Enterprise Products Reports Record Results for 2014

HOUSTON–(BUSINESS WIRE)–Jan. 29, 2015– Enterprise Products Partners L.P. (“Enterprise”) (NYSE:EPD) today announced its financial results for the three months and year ended December 31, 2014.

For the year ended 2014, Enterprise reported a record $5.3 billion in gross operating margin, a 9.7 percent increase over 2013. Distributable cash flow increased to $4.1 billion for 2014, an 8.8 percent increase compared to 2013. Distributions declared with respect to 2014 were $1.45 per unit, a 5.8 percent increase compared to 2013. Distributable cash flow for 2014 provided 1.5 times coverage of the distributions declared with respect to 2014 and enabled Enterprise to retain $1.4 billion of distributable cash flow to reinvest in the growth of the partnership.

“Enterprise reported another record year in 2014,” stated Michael A. Creel, chief executive officer of Enterprise’s general partner. “Our results were driven by volume growth in our fee-based businesses. Enterprise reported record volumes of 5.3 million barrels per day for its NGL, crude oil, refined products and petrochemical pipelines, 824 thousand barrels per day for its NGL fractionators and 4.8 billion cubic feet per day of fee-based natural gas processing volumes for 2014.”

“Our successes included the completion of $4.1 billion of organic growth projects that began commercial operations and contributed new sources of cash flow during 2014. These projects include our ATEX, Front Range and Seaway loop pipelines, as well as the first segment of our Aegis ethane pipeline. We also developed new projects that are currently under construction such as our ethane export terminal and South Eddy natural gas gathering and processing facilities,” said Creel.

“Another significant accomplishment was our $4.6 billion acquisition of general partner and limited partner interests inOiltanking Partners, L.P. This transaction extends and broadens Enterprise’s midstream services business by enhancing the partnership’s access to waterborne markets and increases its crude oil and petroleum products storage capacity.
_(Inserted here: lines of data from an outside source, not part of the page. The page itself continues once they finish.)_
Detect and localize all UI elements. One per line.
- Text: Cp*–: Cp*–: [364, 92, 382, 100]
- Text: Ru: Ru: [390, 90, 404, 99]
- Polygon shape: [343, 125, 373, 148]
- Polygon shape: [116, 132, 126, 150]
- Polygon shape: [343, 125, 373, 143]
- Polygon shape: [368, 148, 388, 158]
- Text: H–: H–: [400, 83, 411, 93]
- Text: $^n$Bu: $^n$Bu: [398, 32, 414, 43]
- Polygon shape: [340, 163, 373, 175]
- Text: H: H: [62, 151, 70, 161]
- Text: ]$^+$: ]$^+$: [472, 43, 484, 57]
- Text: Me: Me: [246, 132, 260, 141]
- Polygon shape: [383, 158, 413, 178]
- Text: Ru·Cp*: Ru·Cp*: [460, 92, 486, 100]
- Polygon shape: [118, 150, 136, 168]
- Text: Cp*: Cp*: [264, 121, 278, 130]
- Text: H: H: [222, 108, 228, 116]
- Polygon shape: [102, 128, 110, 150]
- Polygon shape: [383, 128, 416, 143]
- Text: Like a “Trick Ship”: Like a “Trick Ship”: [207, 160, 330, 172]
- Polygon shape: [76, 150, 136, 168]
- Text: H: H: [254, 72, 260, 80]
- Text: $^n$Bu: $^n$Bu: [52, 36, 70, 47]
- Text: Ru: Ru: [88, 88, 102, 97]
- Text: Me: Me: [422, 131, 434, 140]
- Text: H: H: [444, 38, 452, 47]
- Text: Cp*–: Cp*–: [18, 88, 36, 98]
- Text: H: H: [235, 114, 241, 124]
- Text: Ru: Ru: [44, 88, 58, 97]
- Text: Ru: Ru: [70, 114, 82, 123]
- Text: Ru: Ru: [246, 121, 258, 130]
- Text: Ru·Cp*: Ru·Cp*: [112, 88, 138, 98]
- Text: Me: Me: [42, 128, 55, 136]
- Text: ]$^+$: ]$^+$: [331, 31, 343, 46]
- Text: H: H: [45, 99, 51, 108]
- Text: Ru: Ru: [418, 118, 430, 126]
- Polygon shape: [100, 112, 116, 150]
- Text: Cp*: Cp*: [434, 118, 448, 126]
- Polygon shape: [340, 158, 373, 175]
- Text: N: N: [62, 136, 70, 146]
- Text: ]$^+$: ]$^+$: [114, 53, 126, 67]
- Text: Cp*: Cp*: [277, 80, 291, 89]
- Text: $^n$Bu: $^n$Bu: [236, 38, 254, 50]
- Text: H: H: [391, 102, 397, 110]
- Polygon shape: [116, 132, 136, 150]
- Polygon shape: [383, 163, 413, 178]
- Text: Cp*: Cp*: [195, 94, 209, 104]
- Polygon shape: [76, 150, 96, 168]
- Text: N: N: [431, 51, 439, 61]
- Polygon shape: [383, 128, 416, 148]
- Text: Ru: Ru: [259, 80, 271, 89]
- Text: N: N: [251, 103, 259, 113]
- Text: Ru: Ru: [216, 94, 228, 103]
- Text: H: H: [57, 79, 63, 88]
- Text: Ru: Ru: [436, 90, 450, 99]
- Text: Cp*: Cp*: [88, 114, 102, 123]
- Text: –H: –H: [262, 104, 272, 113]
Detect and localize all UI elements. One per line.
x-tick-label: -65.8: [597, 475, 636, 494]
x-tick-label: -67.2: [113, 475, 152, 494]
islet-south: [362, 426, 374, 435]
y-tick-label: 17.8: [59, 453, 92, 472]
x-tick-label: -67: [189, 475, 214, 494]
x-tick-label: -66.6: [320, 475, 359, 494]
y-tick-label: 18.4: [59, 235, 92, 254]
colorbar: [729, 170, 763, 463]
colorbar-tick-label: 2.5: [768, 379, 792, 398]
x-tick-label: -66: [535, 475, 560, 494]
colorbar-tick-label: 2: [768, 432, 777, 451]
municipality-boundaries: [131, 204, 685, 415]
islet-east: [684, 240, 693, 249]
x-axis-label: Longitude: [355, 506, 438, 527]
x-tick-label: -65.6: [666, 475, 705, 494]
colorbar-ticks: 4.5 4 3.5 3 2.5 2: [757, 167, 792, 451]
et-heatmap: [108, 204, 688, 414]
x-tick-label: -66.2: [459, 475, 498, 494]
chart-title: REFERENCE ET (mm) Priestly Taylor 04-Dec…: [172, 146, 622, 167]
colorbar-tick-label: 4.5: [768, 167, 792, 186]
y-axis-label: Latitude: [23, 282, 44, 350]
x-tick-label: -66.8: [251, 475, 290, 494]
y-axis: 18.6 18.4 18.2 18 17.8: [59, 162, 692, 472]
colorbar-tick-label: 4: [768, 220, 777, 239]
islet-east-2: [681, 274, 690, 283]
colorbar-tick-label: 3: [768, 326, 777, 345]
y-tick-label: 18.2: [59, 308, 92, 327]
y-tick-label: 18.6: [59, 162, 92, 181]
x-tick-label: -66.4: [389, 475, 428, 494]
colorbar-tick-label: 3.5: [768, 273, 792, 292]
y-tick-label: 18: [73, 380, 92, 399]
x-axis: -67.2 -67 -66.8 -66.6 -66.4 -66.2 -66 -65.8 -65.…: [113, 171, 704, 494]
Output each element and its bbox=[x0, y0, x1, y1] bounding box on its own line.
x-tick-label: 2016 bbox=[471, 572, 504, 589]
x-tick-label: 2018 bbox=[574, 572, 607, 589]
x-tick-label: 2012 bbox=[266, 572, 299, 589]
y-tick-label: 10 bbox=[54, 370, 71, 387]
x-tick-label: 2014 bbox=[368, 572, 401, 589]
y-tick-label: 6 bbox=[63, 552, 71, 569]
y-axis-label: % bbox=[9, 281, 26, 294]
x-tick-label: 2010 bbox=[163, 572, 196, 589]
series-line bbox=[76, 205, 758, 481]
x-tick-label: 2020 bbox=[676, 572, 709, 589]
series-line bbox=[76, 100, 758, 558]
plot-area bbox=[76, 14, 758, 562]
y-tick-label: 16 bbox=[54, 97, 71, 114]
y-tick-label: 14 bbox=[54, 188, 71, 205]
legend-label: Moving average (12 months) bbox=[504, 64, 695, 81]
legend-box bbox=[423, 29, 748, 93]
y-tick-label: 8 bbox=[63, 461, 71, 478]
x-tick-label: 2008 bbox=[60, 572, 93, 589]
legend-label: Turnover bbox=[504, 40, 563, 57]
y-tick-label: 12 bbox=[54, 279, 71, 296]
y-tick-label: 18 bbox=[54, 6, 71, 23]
Our ownership in Oiltanking Partners provides new avenues for growth and secures marine terminal assets that are important to several of our businesses,” stated Creel.

“As we begin 2015, the energy sector is entering another commodity price cycle. We believe that Enterprise is well positioned to manage, adapt and prosper through this cycle. Our businesses are diversified and primarily fee-based. We enter 2015 with financial flexibility: $4.2 billion of liquidity; leverage consistent with our BBB+/Baa1 investment grade debt ratings; and healthy distribution coverage. We have over $6 billion of projects that will begin operations over the next two years and support continued distribution growth,” concluded Creel.